Despite the many practical reasons to implement open innovation technology solutions, it rarely happens. Large tech projects are difficult enough to manage to completion with only one organization involved. Bringing together multiple organizations is even more daunting.
How do you break through the barriers to launch an industry platform? Here is a playbook on how to approach open innovation, based on lessons I learned along the way (sometimes the hard way).
#1: Solve a problem that positions all participants equally
Look for an industry problem where an open innovation solution will not create a competitive advantage for any one organization – and does not involve giving away secrets to partners. A compliance solution is ripe for open collaboration.
#2: Get the backing of senior-level sponsors in each organization
You’ll need someone at each participating organization who appreciates the strategic value of your project and has the authority to write checks to pay for it. This person has to be senior enough in the organization that when resources are contended for, or if the project gets delayed, they have the authority to deliver the organization’s continued support.
Expect the mix of people to change over time. In a multi-year project, you may not have the same people at the top of the organization when you reach the end of the project as you did at the start. You’ll need to get buy-in to the vision from anyone who replaces one of your senior-level sponsors throughout the project.
#3: Establish measurements for success
An open innovation project will have a variety of stakeholders with different goals, and some of their goals may be incompatible when implemented in technology-based processes. Set up measurements for success early for guidance when you encounter competing demands.
#4: Form a governance board that represents all stakeholders
Your open innovation project will need a governance board: a steering committee to provide input with representation from all the participating organizations. It’s important to ensure the needs of every stakeholder, including independent agents or consumers, are covered.
At times, you may need to reach up to your senior-level sponsors to provide direction for the board. You’ll need to do this, for example, when the governance board cannot reach consensus or wants to go in a different direction than the vision of your sponsors.
#5: Have industry experts on the board and on your team
As a technology developer, you may lack specific industry expertise. No one knows what they don’t know, right?
Your governance board can provide much of this expertise, but they also don’t know what they don’t know. Since an expertise gap could be fatal to your project, close the gap by having someone on your team who has expertise in the part of the industry your solution will target.
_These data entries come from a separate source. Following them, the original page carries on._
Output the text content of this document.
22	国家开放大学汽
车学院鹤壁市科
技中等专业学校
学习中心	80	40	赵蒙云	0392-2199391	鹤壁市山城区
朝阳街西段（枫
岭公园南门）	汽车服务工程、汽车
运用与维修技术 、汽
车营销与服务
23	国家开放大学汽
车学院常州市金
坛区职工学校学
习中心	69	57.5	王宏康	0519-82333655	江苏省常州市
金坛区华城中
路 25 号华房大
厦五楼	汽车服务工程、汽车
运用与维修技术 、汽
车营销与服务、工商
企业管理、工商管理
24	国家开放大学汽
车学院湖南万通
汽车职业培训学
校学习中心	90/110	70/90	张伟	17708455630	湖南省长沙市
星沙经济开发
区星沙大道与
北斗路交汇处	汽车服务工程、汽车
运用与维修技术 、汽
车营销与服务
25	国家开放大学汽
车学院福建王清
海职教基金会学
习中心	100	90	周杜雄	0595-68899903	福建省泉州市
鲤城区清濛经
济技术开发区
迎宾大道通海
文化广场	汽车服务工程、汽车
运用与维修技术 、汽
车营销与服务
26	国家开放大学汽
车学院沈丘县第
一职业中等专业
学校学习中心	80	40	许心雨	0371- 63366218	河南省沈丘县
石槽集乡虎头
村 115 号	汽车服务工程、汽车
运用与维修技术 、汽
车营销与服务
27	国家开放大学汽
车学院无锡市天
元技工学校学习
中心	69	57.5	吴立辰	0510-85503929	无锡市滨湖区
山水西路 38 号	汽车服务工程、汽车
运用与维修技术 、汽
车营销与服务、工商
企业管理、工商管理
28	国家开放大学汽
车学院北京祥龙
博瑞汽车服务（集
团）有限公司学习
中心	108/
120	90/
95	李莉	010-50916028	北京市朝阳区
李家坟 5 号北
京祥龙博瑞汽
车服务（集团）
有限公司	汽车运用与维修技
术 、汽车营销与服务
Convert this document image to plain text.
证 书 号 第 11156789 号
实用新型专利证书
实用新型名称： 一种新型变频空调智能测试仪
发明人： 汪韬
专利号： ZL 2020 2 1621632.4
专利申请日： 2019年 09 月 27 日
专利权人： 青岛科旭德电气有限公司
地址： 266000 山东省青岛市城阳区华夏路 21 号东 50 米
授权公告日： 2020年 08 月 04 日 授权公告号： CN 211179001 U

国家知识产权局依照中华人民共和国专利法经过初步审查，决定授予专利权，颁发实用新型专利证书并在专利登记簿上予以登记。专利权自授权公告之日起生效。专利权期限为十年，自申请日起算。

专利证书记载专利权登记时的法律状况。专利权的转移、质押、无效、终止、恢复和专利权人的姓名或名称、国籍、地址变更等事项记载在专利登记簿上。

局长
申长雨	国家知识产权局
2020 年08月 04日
#6: Consider the platform development experience of the participants
Agile methodology may not generate the same results with participants who use waterfall in their own organizations. Take the time to understand how each of your participating organizations envisions new systems, sets requirements and tests applications.
#7: Anticipate the degree of industry change your project may create
Are you implementing a technology solution based on existing processes? Or is your open innovation project actually creating a new set of untested processes? An in-person paper-based process can be considerably different than an on-line self-service process. The success of your project may depend on all participants embracing change management.
#8: Recognize the limitations of user input, especially early on
New technology doesn’t have a comparison – it’s never been done this way before – so it can be difficult for users to recognize and explain what they want. Once they have an application to use, you’ll get more and better input. The challenge for your open innovation project is to avoid building more than is needed to acquire this crucial input, reach consensus and deliver what the users need.
Accelerate success with open innovation
Whether you tackle an industry-wide problem or a consumer solution, open innovation provides valuable flows of knowledge beyond your internal resources. Open innovation can help you reach a readily adopted solution faster by embracing the capabilities of diverse external stakeholders.